Peter said:
It is a very surprising turn of events.
Not really.
Peter, you are on a completely wrong track.
For one thing there is the claim of the so called 'Halting Problem':
No such function can exist.
And then there is the proof for this claim:
Based on the assumption that such a function exists, it can be shown
that this assumption leads to a contradiction: namely that the function
cannot exist.
But note: The proof you are attacking is based on the *assumption* that
such a function exists.
So when you attack the proof, and turn it around, all you end up with is:
Based on the assumption that such a function exists, that function can be
written.
That's not nearly of the same quality as the original proof.
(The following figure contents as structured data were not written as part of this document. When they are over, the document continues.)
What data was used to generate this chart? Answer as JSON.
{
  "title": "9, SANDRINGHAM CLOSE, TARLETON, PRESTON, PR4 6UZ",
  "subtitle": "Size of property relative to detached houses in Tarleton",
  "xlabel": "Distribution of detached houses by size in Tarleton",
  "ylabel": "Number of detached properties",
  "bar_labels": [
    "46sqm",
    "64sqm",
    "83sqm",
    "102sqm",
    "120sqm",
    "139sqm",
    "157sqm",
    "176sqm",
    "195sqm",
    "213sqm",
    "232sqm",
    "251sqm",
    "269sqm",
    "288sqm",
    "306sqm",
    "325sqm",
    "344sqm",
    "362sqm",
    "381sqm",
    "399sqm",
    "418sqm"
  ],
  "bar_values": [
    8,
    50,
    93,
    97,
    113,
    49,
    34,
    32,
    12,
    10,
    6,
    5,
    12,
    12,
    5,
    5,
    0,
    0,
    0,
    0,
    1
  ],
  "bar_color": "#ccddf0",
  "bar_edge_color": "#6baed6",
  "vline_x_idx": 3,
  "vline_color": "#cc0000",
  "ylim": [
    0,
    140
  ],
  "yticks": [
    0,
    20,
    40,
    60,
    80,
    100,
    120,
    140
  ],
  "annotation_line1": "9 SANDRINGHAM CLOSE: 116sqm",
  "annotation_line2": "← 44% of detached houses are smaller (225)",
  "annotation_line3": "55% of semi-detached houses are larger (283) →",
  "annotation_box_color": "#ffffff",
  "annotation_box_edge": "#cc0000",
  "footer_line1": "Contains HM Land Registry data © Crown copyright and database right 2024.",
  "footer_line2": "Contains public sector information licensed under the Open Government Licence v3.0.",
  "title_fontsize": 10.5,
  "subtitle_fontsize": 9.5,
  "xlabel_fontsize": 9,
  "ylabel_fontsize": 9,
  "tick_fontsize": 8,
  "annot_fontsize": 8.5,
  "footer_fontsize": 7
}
If I assume
the moon consists of chesse, then I can conclude that the moons material
is cheese. Fine. It's all based on the assumption. But: If I can proove
that even if I assume that the moon is made of cheese the only conclusion
is that it is not made of cheese, I have shown something important: No matter
what I do or assume, the moon cannot be made of cheese.
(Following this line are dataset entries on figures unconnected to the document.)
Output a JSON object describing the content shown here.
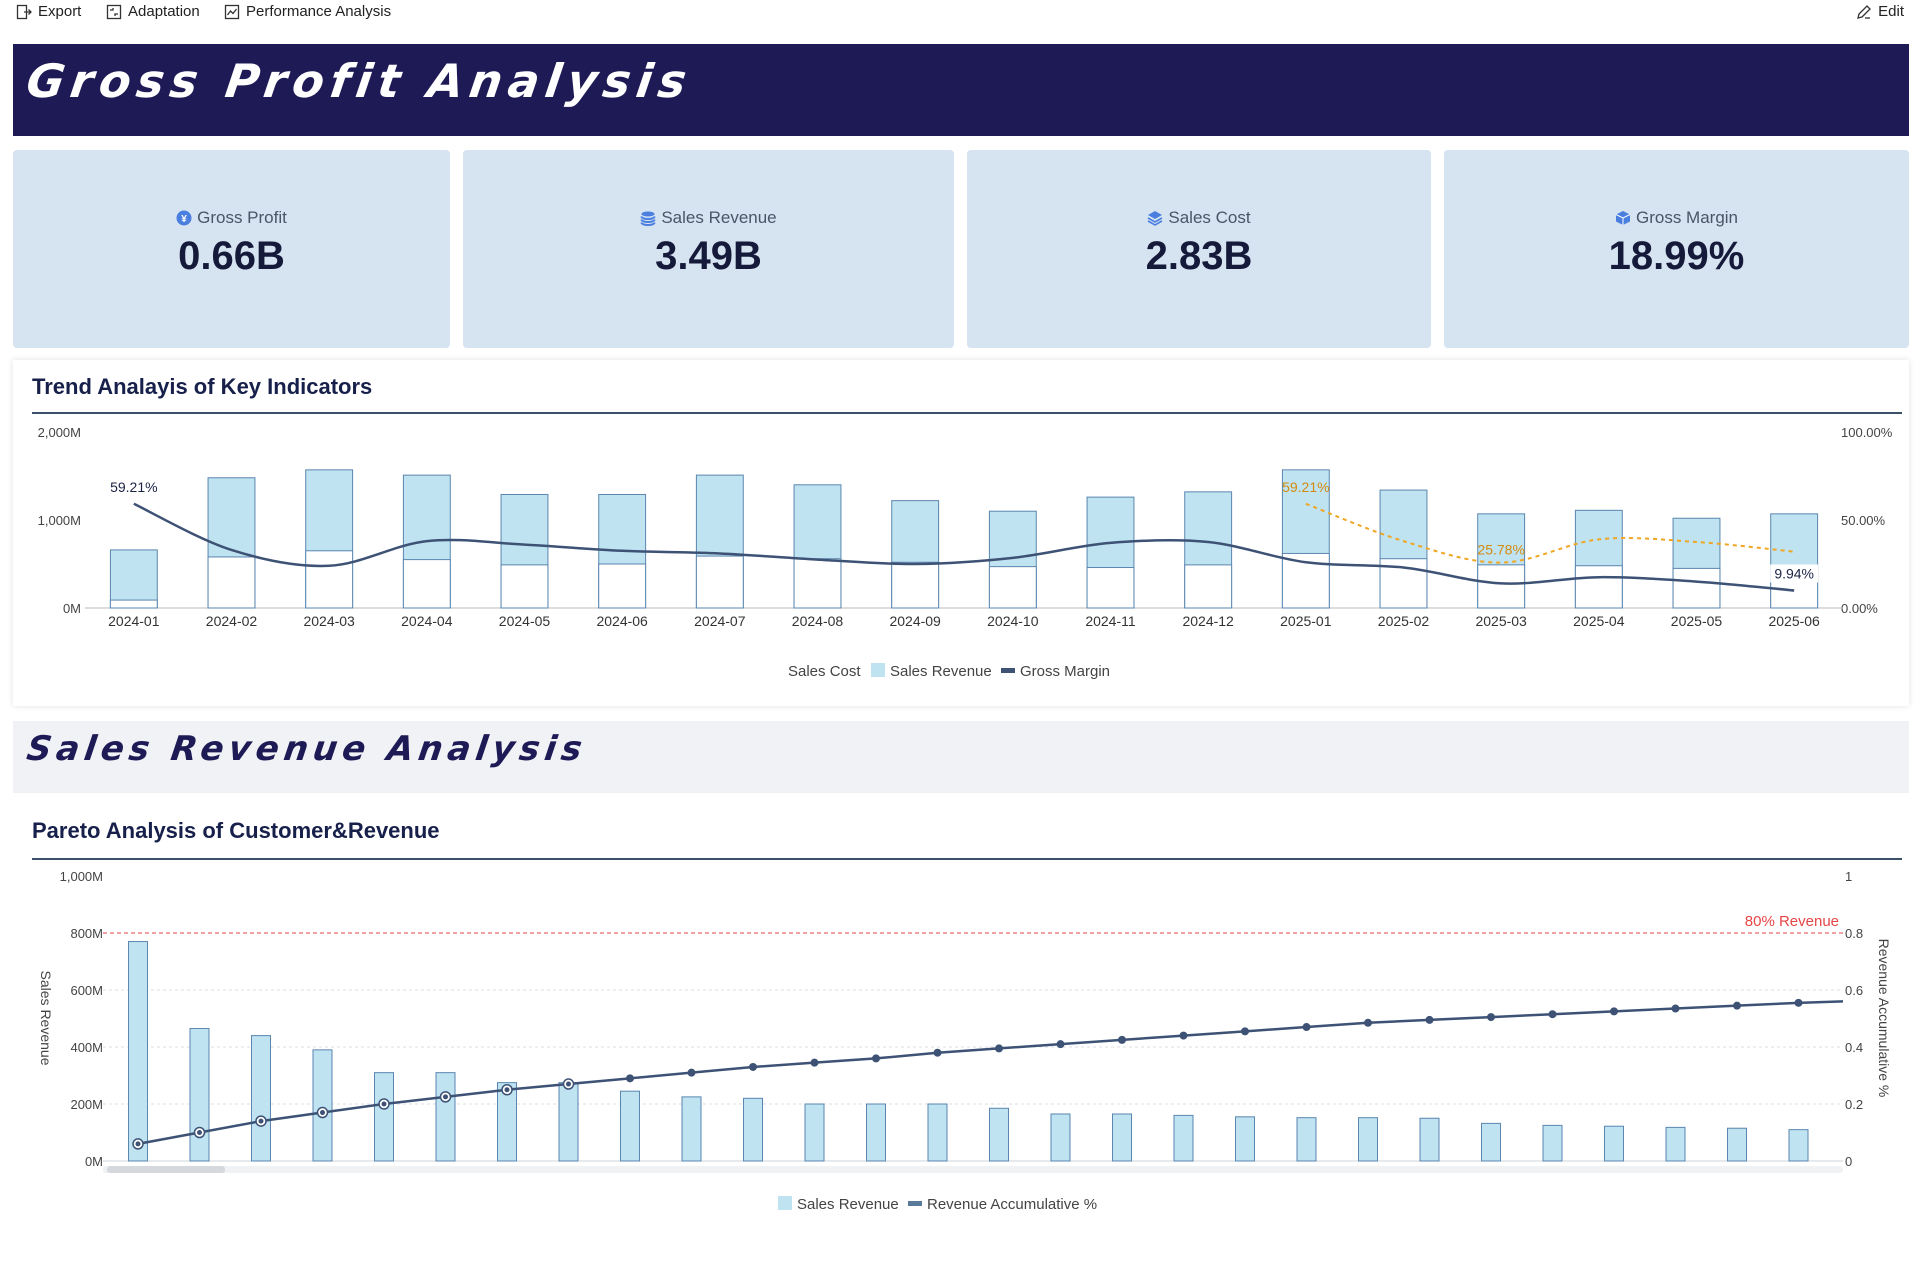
{
  "toolbar": {
    "export_label": "Export",
    "adaptation_label": "Adaptation",
    "performance_label": "Performance Analysis",
    "edit_label": "Edit"
  },
  "banner": {
    "title": "Gross Profit Analysis"
  },
  "kpis": [
    {
      "label": "Gross Profit",
      "value": "0.66B",
      "icon": "currency-icon"
    },
    {
      "label": "Sales Revenue",
      "value": "3.49B",
      "icon": "coins-icon"
    },
    {
      "label": "Sales Cost",
      "value": "2.83B",
      "icon": "layers-icon"
    },
    {
      "label": "Gross Margin",
      "value": "18.99%",
      "icon": "box-icon"
    }
  ],
  "trend": {
    "title": "Trend Analayis of Key Indicators"
  },
  "section2": {
    "title": "Sales Revenue Analysis"
  },
  "pareto": {
    "title": "Pareto Analysis of Customer&Revenue"
  },
  "colors": {
    "banner": "#1e1a55",
    "kpi_bg": "#d6e3f0",
    "bar_fill": "#bfe3f0",
    "bar_stroke": "#5a86b0",
    "line": "#3d5275",
    "forecast": "#f0a523",
    "threshold": "#e64545"
  },
  "chart_data": [
    {
      "type": "bar",
      "title": "Trend Analayis of Key Indicators",
      "categories": [
        "2024-01",
        "2024-02",
        "2024-03",
        "2024-04",
        "2024-05",
        "2024-06",
        "2024-07",
        "2024-08",
        "2024-09",
        "2024-10",
        "2024-11",
        "2024-12",
        "2025-01",
        "2025-02",
        "2025-03",
        "2025-04",
        "2025-05",
        "2025-06"
      ],
      "series": [
        {
          "name": "Sales Cost",
          "values": [
            90,
            580,
            650,
            550,
            490,
            500,
            590,
            560,
            520,
            470,
            460,
            490,
            620,
            560,
            490,
            480,
            450,
            480
          ]
        },
        {
          "name": "Sales Revenue",
          "values": [
            660,
            1480,
            1570,
            1510,
            1290,
            1290,
            1510,
            1400,
            1220,
            1100,
            1260,
            1320,
            1570,
            1340,
            1070,
            1110,
            1020,
            1070
          ]
        },
        {
          "name": "Gross Margin",
          "values": [
            59.21,
            33,
            24,
            38,
            36,
            32.5,
            31,
            27.5,
            25,
            28.5,
            37,
            37.5,
            26,
            23,
            14,
            17.5,
            15,
            9.94
          ]
        }
      ],
      "forecast": {
        "name": "Gross Margin",
        "values": [
          null,
          null,
          null,
          null,
          null,
          null,
          null,
          null,
          null,
          null,
          null,
          null,
          59.21,
          38,
          25.78,
          39,
          37.5,
          32
        ]
      },
      "labels": [
        "59.21%",
        "59.21%",
        "25.78%",
        "9.94%"
      ],
      "ylim_left": [
        0,
        2000
      ],
      "ylim_right": [
        0,
        100
      ],
      "yticks_left": [
        "0M",
        "1,000M",
        "2,000M"
      ],
      "yticks_right": [
        "0.00%",
        "50.00%",
        "100.00%"
      ],
      "legend": "bottom"
    },
    {
      "type": "bar",
      "title": "Pareto Analysis of Customer&Revenue",
      "ylabel": "Sales Revenue",
      "ylabel_right": "Revenue Accumulative %",
      "series": [
        {
          "name": "Sales Revenue",
          "values": [
            770,
            465,
            440,
            390,
            310,
            310,
            275,
            275,
            245,
            225,
            220,
            200,
            200,
            200,
            185,
            165,
            165,
            160,
            155,
            152,
            152,
            150,
            132,
            125,
            122,
            118,
            115,
            110
          ]
        },
        {
          "name": "Revenue Accumulative %",
          "values": [
            0.06,
            0.1,
            0.14,
            0.17,
            0.2,
            0.225,
            0.25,
            0.27,
            0.29,
            0.31,
            0.33,
            0.345,
            0.36,
            0.38,
            0.395,
            0.41,
            0.425,
            0.44,
            0.455,
            0.47,
            0.485,
            0.495,
            0.505,
            0.515,
            0.525,
            0.535,
            0.545,
            0.555
          ]
        }
      ],
      "threshold": {
        "label": "80% Revenue",
        "value": 0.8
      },
      "ylim_left": [
        0,
        1000
      ],
      "ylim_right": [
        0,
        1
      ],
      "yticks_left": [
        "0M",
        "200M",
        "400M",
        "600M",
        "800M",
        "1,000M"
      ],
      "yticks_right": [
        "0",
        "0.2",
        "0.4",
        "0.6",
        "0.8",
        "1"
      ],
      "legend": "bottom"
    }
  ]
}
You should familiarize yourself with proofing methods in a better way. The
type of proof used for prooving that Halting problem can only be used to
show that X does not exist. It always works the same way
* 1) assume X
* 2) show that assuming X leads to a contradiction. You can use X in that
proof
* 3) only logical conclusion: -> X cannot be assumed
If you need to show that X really exists, you need a different type of proof.
Just fighting step 2) in the above is not enough.